Still, any effort to reduce family size now would come too late to significantly slow the 2050 growth projections, the UN said. About two-thirds of it “will be driven by the momentum of past growth."

“Such growth would occur even if childbearing in today’s high-fertility countries were to fall immediately to around two births per woman,” the report found.

There are also important cultural reasons for large families. In sub-Saharan Africa, children are seen as a blessing and as a source of support for their elders, offering a greater chance of security in retirement.

Politics also played a role in Tanzania, where former President John Magufuli, who ruled the East African country from 2015 until his death in 2021, discouraged birth control, saying that a large population was good for the economy.

He opposed family planning programmes promoted by outside groups, and in a 2019 speech urged women not to “block ovaries.”

He even described users of contraceptives as “lazy” in a country he said was awash with cheap food. Under Magufuli, pregnant schoolgirls were even banned from returning to classrooms.

But his successor, Samia Suluhu Hassan, appeared to reverse government policy in comments last month when she said birth control was necessary in order not to overwhelm the country’s public infrastructure.

Warning developed nations' consumption driving climate threat

Rapid population growth also means more people vying for scarce water resources and leaves more families facing hunger as climate change increasingly impacts crop production in many parts of the world.

“There is also a greater pressure on the environment, increasing the challenges to food security that is also compounded by climate change,” Dr Srinath Reddy, president of the Public Health Foundation of India, said.

“Reducing inequality while focusing on adapting and mitigating climate change should be where our policy makers’ focus should be."

But experts say the rate of consumption, which is highest in developed countries not undergoing big population increases, is the biggest threat to the climate.

“Global evidence shows that a small portion of the world’s people use most of the Earth’s resources and produce most of its greenhouse gas emissions,” Poonam Muttreja, executive director of the Population Foundation of India, said.

"Over the past 25 years, the richest 10% of the global population has been responsible for more than half of all carbon emissions.”

The UK's population growth has remained stable compared to other countries experiencing rapid growth. Credit: Our World in Data/ United Nations World Population Prospects (2022)

Where is the world's population declining?

Even as populations soar in some countries, the UN says rates are expected to drop by 1% or more in 61 nations.

The populations of Australia and New Zealand, Northern Africa and Western Asia, and Oceania are expected to experience slower, but still upward growth through theend of the century.

However the populations of Eastern and South-Eastern Asia, Central and Southern Asia, Latin America and the Caribbean, and Europe and Northern America are projected to reach their peak size and to begin to decline before 2100.

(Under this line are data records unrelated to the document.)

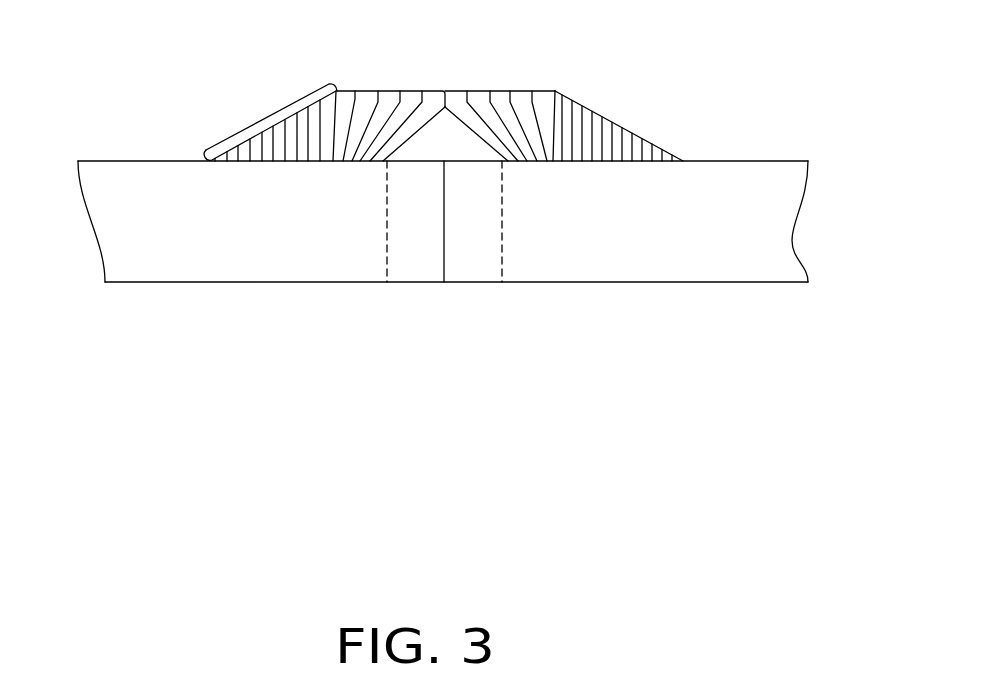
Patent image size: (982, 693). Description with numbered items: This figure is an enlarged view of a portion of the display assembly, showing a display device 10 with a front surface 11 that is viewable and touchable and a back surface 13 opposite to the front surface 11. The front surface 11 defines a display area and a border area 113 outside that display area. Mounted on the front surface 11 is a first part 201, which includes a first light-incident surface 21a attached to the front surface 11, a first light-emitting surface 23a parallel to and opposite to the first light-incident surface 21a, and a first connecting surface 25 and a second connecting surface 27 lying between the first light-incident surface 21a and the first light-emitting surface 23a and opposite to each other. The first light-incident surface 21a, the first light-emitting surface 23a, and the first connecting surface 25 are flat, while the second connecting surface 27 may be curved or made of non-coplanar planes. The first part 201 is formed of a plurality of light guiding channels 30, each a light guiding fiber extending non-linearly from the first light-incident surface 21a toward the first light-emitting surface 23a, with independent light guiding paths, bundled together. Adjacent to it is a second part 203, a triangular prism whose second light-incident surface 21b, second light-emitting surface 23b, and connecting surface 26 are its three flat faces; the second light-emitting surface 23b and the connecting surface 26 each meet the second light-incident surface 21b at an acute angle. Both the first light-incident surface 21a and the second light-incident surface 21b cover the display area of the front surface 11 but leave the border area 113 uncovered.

The display device 10 is at (113, 185).
The front surface 11 is at (716, 160).
The back surface 13 is at (706, 284).
The border area 113 is at (465, 258).
The first part 201 is at (275, 110).
The second part 203 is at (445, 88).
The second connecting surface 27 is at (474, 135).
The first light-emitting surface 23a is at (503, 89).
The second light-emitting surface 23b is at (624, 126).
The first light-incident surface 21a is at (518, 164).
The second light-incident surface 21b is at (610, 164).
The first connecting surface 25 is at (553, 116).
The connecting surface 26 is at (602, 93).
The light guiding channel 30 is at (590, 118).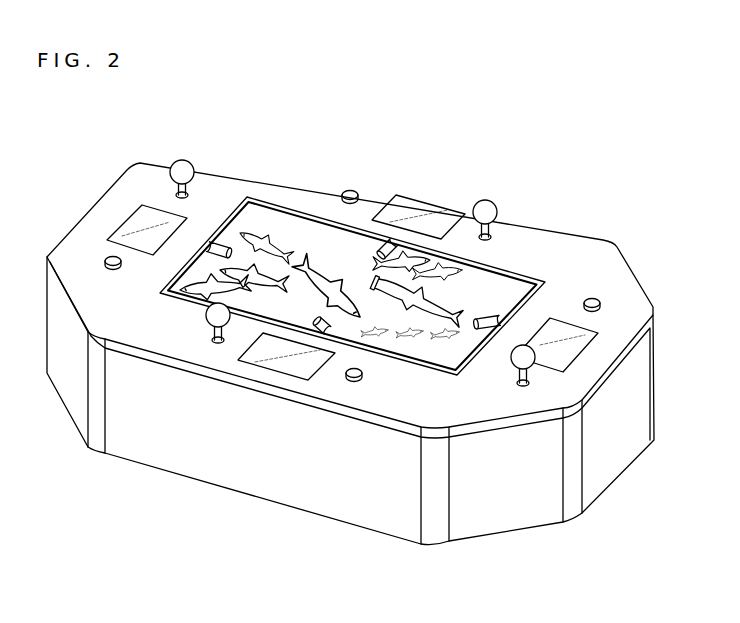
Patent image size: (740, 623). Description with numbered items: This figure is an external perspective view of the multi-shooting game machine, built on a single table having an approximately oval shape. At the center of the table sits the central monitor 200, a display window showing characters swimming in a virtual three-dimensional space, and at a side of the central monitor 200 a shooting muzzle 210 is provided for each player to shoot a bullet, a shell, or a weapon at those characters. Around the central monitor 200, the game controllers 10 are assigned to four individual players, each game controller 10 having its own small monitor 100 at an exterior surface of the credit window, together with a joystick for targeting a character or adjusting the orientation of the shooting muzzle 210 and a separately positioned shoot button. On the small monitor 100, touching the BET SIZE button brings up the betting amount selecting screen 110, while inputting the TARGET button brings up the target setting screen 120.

The game controller 10 is at (493, 399).
The small monitor 100 is at (276, 369).
The betting amount selecting screen 110 is at (210, 311).
The target setting screen 120 is at (358, 380).
The central monitor 200 is at (295, 230).
The shooting muzzle 210 is at (333, 331).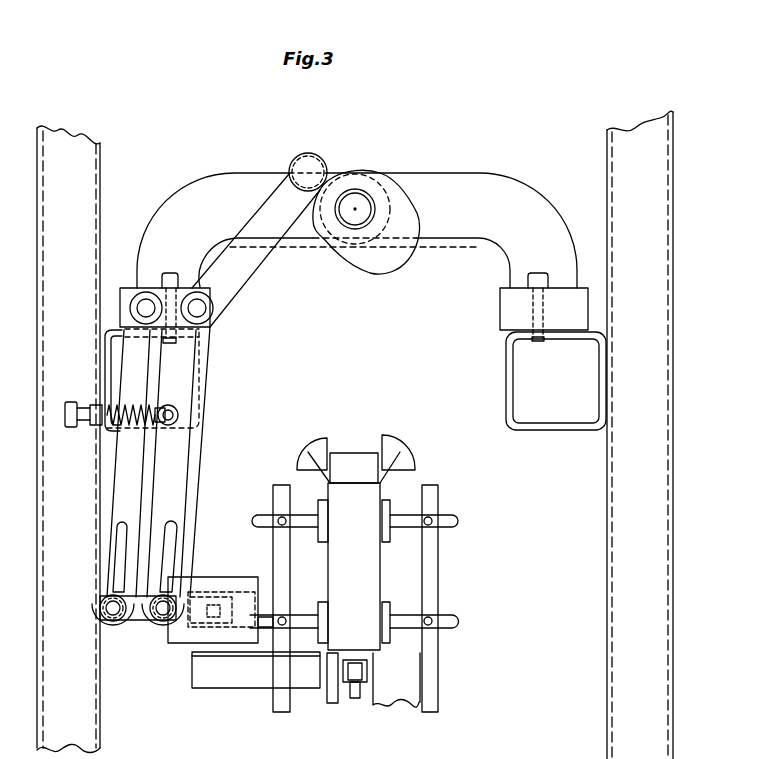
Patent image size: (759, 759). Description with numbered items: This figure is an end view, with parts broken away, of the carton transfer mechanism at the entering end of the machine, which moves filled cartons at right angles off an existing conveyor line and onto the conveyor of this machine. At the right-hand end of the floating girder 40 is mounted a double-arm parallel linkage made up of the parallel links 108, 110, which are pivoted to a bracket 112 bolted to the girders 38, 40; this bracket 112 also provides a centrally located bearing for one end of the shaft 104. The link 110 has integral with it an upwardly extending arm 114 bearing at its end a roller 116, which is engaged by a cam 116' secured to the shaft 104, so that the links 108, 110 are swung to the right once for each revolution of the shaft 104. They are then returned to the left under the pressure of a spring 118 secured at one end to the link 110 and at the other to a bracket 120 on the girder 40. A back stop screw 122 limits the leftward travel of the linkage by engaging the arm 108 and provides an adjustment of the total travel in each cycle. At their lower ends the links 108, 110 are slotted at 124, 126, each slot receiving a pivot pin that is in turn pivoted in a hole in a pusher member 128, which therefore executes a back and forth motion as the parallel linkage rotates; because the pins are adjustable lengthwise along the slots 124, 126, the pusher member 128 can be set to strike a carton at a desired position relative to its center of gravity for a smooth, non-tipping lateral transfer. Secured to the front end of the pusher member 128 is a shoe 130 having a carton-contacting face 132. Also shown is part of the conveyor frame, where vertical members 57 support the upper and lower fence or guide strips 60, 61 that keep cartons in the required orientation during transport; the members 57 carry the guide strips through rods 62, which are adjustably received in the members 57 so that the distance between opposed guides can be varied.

The girder 38 is at (509, 384).
The floating girder 40 is at (106, 353).
The vertical member 57 is at (433, 558).
The upper fence or guide strip 60 is at (389, 534).
The lower fence or guide strip 61 is at (387, 612).
The rod 62 is at (299, 521).
The shaft 104 is at (356, 213).
The link 108 is at (118, 478).
The link 110 is at (190, 456).
The bracket 112 is at (222, 181).
The upwardly extending arm 114 is at (253, 218).
The roller 116 is at (314, 160).
The cam 116' is at (366, 233).
The spring 118 is at (148, 378).
The bracket 120 is at (100, 402).
The back stop screw 122 is at (72, 424).
The slot 124 is at (126, 530).
The slot 126 is at (176, 530).
The pusher member 128 is at (140, 618).
The shoe 130 is at (194, 640).
The carton-contacting face 132 is at (259, 575).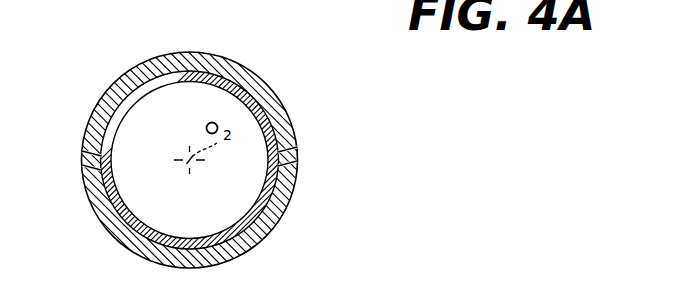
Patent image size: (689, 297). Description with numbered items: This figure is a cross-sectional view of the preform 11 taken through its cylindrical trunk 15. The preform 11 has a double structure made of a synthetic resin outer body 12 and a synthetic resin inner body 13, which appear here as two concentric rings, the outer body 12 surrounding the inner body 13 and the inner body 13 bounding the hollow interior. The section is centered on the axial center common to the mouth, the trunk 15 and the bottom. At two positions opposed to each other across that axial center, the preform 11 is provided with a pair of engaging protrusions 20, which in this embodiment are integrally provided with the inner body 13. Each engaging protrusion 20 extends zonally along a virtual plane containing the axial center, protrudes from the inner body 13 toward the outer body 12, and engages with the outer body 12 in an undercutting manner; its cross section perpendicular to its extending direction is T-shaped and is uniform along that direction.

The preform 11 is at (304, 89).
The outer body 12 is at (133, 72).
The inner body 13 is at (148, 229).
The trunk 15 is at (235, 63).
The engaging protrusion 20 is at (92, 160).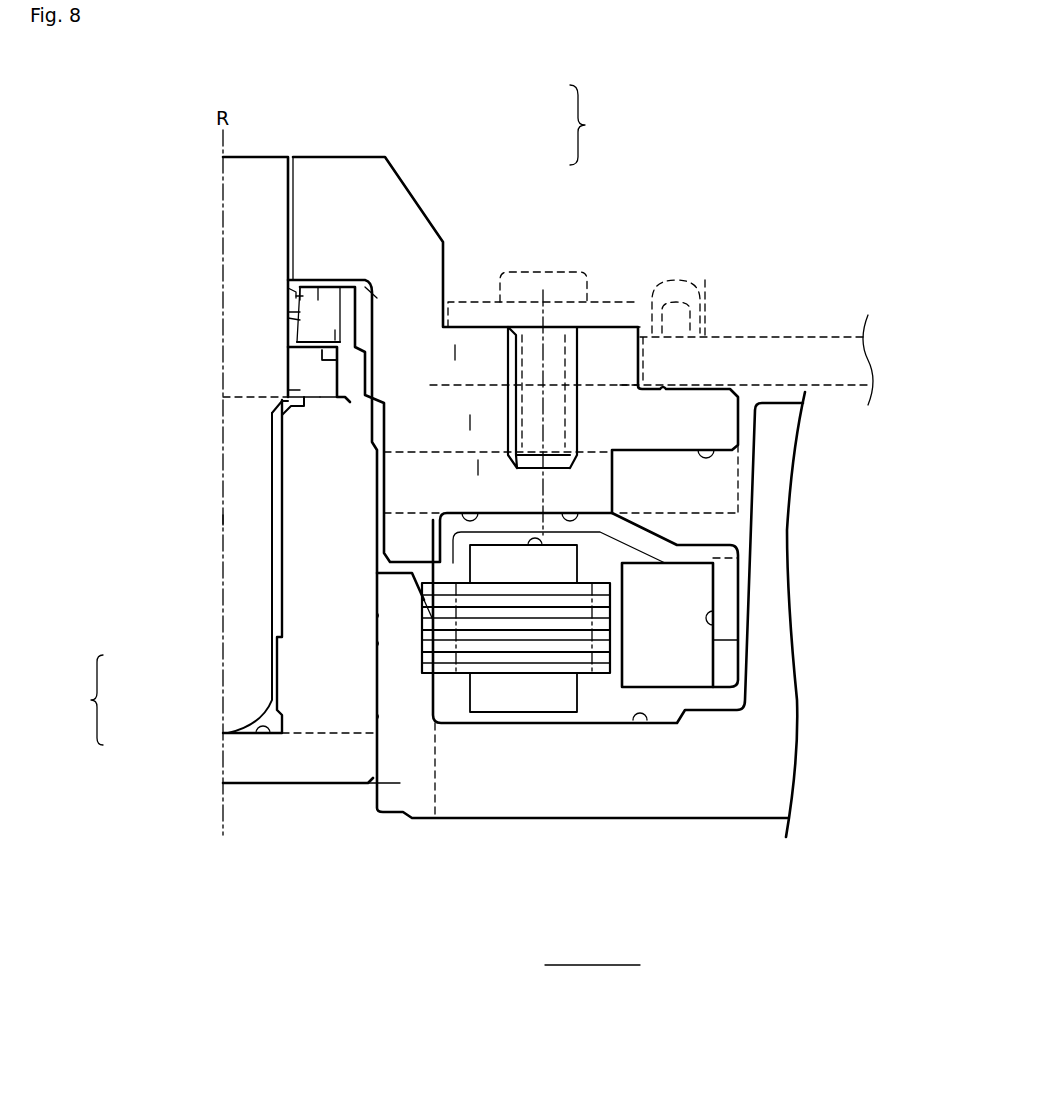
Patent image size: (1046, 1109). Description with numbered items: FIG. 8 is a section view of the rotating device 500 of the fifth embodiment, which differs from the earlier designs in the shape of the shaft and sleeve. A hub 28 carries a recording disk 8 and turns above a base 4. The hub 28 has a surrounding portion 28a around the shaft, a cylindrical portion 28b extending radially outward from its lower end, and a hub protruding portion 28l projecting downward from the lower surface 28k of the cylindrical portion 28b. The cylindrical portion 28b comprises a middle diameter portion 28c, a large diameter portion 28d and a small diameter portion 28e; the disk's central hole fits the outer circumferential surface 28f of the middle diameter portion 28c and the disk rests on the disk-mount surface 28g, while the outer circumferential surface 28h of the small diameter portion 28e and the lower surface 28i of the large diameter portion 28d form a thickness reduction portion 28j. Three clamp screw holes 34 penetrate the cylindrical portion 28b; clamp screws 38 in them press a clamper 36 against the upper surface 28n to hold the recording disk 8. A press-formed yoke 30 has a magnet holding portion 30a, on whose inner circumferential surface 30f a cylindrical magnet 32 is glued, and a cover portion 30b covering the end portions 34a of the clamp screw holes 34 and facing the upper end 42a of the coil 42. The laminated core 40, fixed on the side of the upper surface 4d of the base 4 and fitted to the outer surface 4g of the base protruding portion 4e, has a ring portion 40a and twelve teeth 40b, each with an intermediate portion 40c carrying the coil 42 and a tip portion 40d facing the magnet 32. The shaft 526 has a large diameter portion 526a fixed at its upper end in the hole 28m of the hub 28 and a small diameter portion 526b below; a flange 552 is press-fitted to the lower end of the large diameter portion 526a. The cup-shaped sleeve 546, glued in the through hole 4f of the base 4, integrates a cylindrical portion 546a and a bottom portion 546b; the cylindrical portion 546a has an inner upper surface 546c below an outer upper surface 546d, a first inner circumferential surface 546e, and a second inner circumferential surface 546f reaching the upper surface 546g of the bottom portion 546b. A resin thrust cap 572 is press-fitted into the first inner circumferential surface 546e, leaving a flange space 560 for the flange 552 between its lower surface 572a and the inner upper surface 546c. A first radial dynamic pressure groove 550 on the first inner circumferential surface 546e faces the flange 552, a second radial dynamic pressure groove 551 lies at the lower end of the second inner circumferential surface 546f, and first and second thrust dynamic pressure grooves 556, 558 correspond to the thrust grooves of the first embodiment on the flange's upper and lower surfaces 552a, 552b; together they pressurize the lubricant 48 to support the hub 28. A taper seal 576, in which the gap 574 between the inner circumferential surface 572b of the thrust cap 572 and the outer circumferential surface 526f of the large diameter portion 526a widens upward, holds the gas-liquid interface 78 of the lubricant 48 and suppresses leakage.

The rotating device 500 is at (485, 1058).
The base 4 is at (757, 800).
The upper surface of the base 4d is at (640, 720).
The base protruding portion 4e is at (410, 782).
The through hole 4f is at (373, 662).
The outer surface of the base protruding portion 4g is at (422, 645).
The recording disk 8 is at (785, 337).
The hub 28 is at (345, 177).
The surrounding portion 28a is at (390, 213).
The cylindrical portion 28b is at (598, 125).
The middle diameter portion 28c is at (463, 353).
The large diameter portion 28d is at (477, 420).
The small diameter portion 28e is at (483, 467).
The outer circumferential surface of the middle diameter portion 28f is at (655, 355).
The disk-mount surface 28g is at (696, 382).
The outer circumferential surface of the small diameter portion 28h is at (615, 477).
The lower surface of the large diameter portion 28i is at (718, 453).
The thickness reduction portion 28j is at (713, 495).
The lower surface of the cylindrical portion 28k is at (473, 512).
The hub protruding portion 28l is at (400, 548).
The hole of the hub 28m is at (283, 177).
The upper surface of the cylindrical portion 28n is at (628, 328).
The yoke 30 is at (727, 592).
The magnet holding portion 30a is at (727, 640).
The cover portion 30b is at (615, 520).
The inner circumferential surface of the magnet holding portion 30f is at (710, 618).
The cylindrical magnet 32 is at (662, 663).
The clamp screw hole 34 is at (555, 362).
The end portion of the clamp screw hole 34a is at (588, 512).
The clamper 36 is at (605, 300).
The clamp screw 38 is at (537, 270).
The laminated core 40 is at (478, 645).
The ring portion 40a is at (445, 655).
The teeth 40b is at (592, 983).
The intermediate portion 40c is at (555, 655).
The tip portion 40d is at (600, 655).
The coil 42 is at (502, 560).
The upper end of the coil 42a is at (535, 548).
The lubricant 48 is at (290, 317).
The gas-liquid interface 78 is at (290, 297).
The shaft 526 is at (245, 232).
The large diameter portion 526a is at (292, 302).
The small diameter portion 526b is at (245, 520).
The outer circumferential surface of the large diameter portion 526f is at (288, 198).
The sleeve 546 is at (214, 571).
The cylindrical portion 546a is at (298, 618).
The bottom portion 546b is at (250, 758).
The inner upper surface 546c is at (300, 395).
The outer upper surface 546d is at (343, 345).
The first inner circumferential surface 546e is at (335, 332).
The second inner circumferential surface 546f is at (278, 488).
The upper surface of the bottom portion 546g is at (268, 736).
The first radial dynamic pressure groove 550 is at (335, 370).
The second radial dynamic pressure groove 551 is at (268, 672).
The flange 552 is at (300, 383).
The bearing inner ring 552a is at (290, 345).
The bearing outer ring 552b is at (320, 400).
The first thrust dynamic pressure groove 556 is at (240, 347).
The second thrust dynamic pressure groove 558 is at (244, 415).
The flange space 560 is at (300, 372).
The thrust cap 572 is at (328, 300).
The lower surface of the thrust cap 572a is at (318, 290).
The inner circumferential surface of the thrust cap 572b is at (298, 288).
The gap 574 is at (290, 290).
The taper seal 576 is at (290, 320).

In some countries in Europe and Northern America, progress in life expectancy was already slowing or stalling even before the outbreak of the Covid pandemic, the UN's report says. In the United Kingdom, Canada, and the US, vital statistics point to levels of life expectancy for recent years that are lower than what was previously projected.

The US population is now around 333 million, according to US Census Bureau data. The population growth rate in 2021 was just 0.1%, the lowest since the country was founded.

“Going forward, we’re going to have slower growth — the question is, how slow?” William Frey, a demographer at the Brookings Institution, said. “The real wild card for the U.S. and many other developed countries is immigration."

Charles Kenny, a senior fellow at the Center for Global Development in Washington, said environmental concerns surrounding the 8 billion mark should focus on consumption, particularly in developed countries.

"Population is not the problem, the way we consume is the problem - let’s change our consumption patterns."